Yet it’s a term more commonly heard in the media today promulgated by the nations defense planners and used often in reference to the war on terrorism.
Asymmetric warfare is merely the application of exclusive, creative, and unusual techniques with the intention to defeat a technologically superior and numerically enemy. It will take many forms including combat and p…
Asymmetric warfare is really as alien to common 21st century Americans since the Martian landscape.
Yet it’s a term more easily seen in the press in these days promulgated by the nations defense planners and used quite frequently in mention of the war on terrorism.
Asymmetric warfare is simply the use of distinctive, creative, and unconventional practices with the intention to defeat a numerically and technologically superior enemy. It takes several forms including psychological warfare and combat.
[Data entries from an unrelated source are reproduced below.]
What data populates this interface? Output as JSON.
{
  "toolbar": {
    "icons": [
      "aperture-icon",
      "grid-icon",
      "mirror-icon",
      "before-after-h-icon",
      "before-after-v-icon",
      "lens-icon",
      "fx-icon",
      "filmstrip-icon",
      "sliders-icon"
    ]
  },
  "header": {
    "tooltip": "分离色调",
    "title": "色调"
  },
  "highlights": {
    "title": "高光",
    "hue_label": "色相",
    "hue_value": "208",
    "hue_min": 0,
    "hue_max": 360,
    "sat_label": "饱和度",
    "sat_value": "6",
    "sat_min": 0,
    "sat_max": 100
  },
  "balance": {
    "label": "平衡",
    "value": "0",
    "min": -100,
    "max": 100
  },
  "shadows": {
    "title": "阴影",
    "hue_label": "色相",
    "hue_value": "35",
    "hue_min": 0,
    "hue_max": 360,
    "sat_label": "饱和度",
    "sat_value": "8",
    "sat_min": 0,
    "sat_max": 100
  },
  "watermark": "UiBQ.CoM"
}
The 9/11 assaults and bombing of the U.S.S Cole were types of using this sort of warfare as were the new verbal assaults by Venezuelan and Iranian presidents upon the United States at the UN.
While asymmetric rivalry has its origins as far back while the Trojan Campaign in Ancient Greece and Hannibals attack on Rome, it was Americans that brought it to a fine art form, if not a real science.
Some have stated that asymmetric warfare is as American as apple pie.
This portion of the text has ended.